Jean-Jacques Girardot
Imaginaires sans Frontières, 2002
Jean-Jacques Girardot est revenu à l'écriture de science-fiction ces dernières années, après une première incursion dans le genre à la fin des années 70. Ce recueil, son premier, mêle des textes parus dans des revues et anthologies avec un bon tiers d'inédits. Sous son incarnation actuelle, Girardot est peut-être le seul auteur français (je tiens Trudel pour Canadien) à pratiquer la hard science. Plus précisément sous les auspices de l'informatique, et de suffisamment de biologie et de nanotechnologie pour permettre l'épineuse copie intégrale d'une personnalité humaine ; la situation revient dans presque tous les textes du recueil, donnée de départ ou découverte d'abîmes. On rencontre bien quelques extra-terrestres, mais, à part dans ce remake de Je suis une légende qu'est la deuxième partie de Gris et amer, ils utilisent la simulation informatique de la conscience avec le même enthousiasme que les humains. Autant dire que l'on va s'obséder sur les doubles, et sur la nature de l'identité.

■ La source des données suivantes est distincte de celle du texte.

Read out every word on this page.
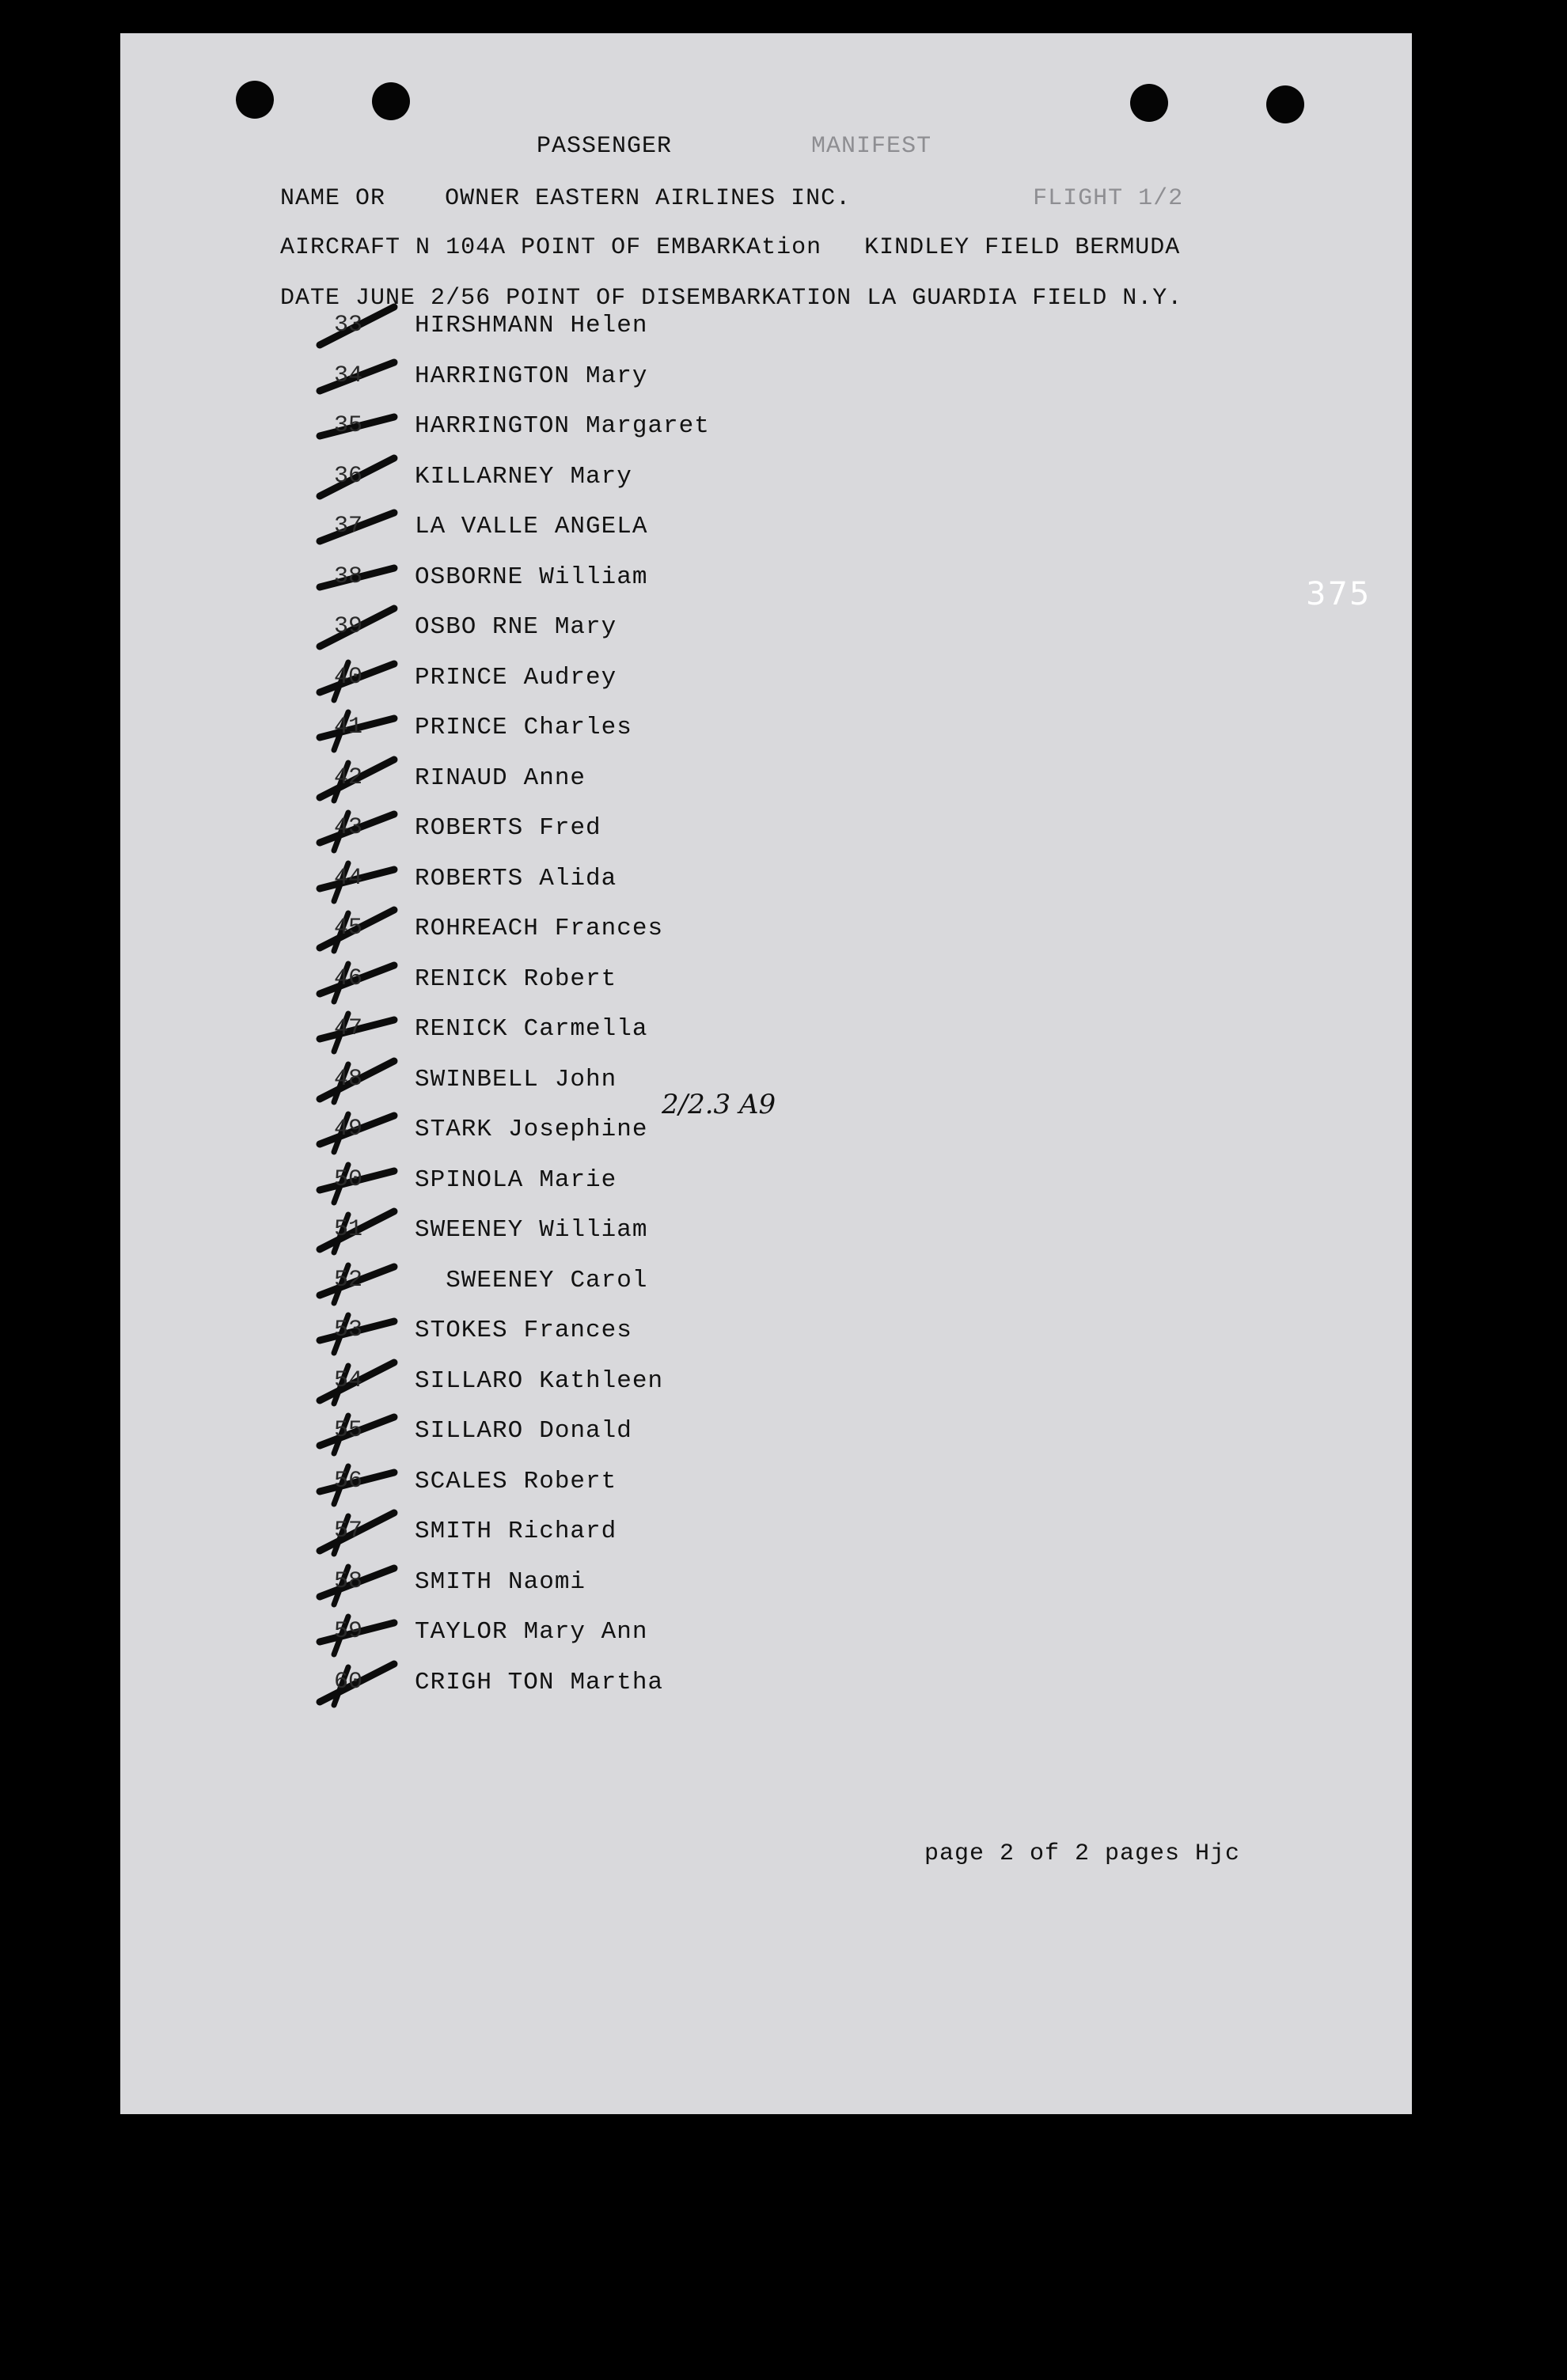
PASSENGER	MANIFEST

NAME OR	OWNER EASTERN AIRLINES INC.	FLIGHT 1/2

AIRCRAFT N 104A POINT OF EMBARKAtion KINDLEY FIELD BERMUDA

DATE JUNE 2/56 POINT OF DISEMBARKATION LA GUARDIA FIELD N.Y.

33 HIRSHMANN Helen
34 HARRINGTON Mary
35 HARRINGTON Margaret
36 KILLARNEY Mary
37 LA VALLE ANGELA
38 OSBORNE William
39 OSBO RNE Mary
40 PRINCE Audrey
41 PRINCE Charles
42 RINAUD Anne
43 ROBERTS Fred
44 ROBERTS Alida
45 ROHREACH Frances
46 RENICK Robert
47 RENICK Carmella
48 SWINBELL John
49 STARK Josephine
50 SPINOLA Marie
51 SWEENEY William
52 SWEENEY Carol
53 STOKES Frances
54 SILLARO Kathleen
55 SILLARO Donald
56 SCALES Robert
57 SMITH Richard
58 SMITH Naomi
59 TAYLOR Mary Ann
60 CRIGH TON Martha
2/2.3 A9
page 2 of 2 pages Hjc
375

Les premiers dilemmes sont très simples : une personnalité reconstituée à partir d'un homme qui n'avait jamais accepté de son vivant les copies informatiques (Sur le seuil) ; une scientifique atteinte d'une maladie incurable, survivant uniquement comme copie informatique et voulant faire reconnaître ses droits (L'Éternité, moins la vie). Girardot aime les intrigues mélodramatiques, qui font pleurer dans les vaisseaux spatiaux ; en cela, il se rapprocherait moins de Greg Egan (la référence incontournable) que de John Varley. Mais sans l'audace sentimentale et la virtuosité dans les intrigues de l'auteur américain.
Les audaces de Girardot sont autres. Un point de vue politique plus mordant, face à une société où tout devient factice, et où les êtres vivants eux-mêmes, sans être stockés sur disque dur, finissent par être traités comme des machines (l'admirable Le Mouton sur le penchant de la colline). Une compassion pour des protagonistes qui vivent dans la détresse sentimentale : Thomas dans L'Humain visible, Jean-Pierre dans Gris et amer 1 (quel démon du calembour scabreux a-t-il d'ailleurs pu pousser Girardot à poursuivre la numérotation de ce titre ?), et surtout Lucie et Simon dans la nouvelle éponyme. La commercialisation d'un amour programmé est bien l'ultime insulte que la société puisse infliger au sentiment.
Aboutissement ultime, l'idée se profile qu'on ne peut distinguer la conscience de sa simulation, de ses aspects extérieurs (cf. L'Humain visible). Dans sa post-face, peut-être trop généreusement analytique, Girardot confesse son adhésion à un culte entretenu par des enregistrements : ceux des Beatles. Son livre laisse planer le doute sur la différence fondamentale entre notre moi et les traces enregistrées qui en subsistent. Pour sa logique, et pour ses passions, il faut le lire.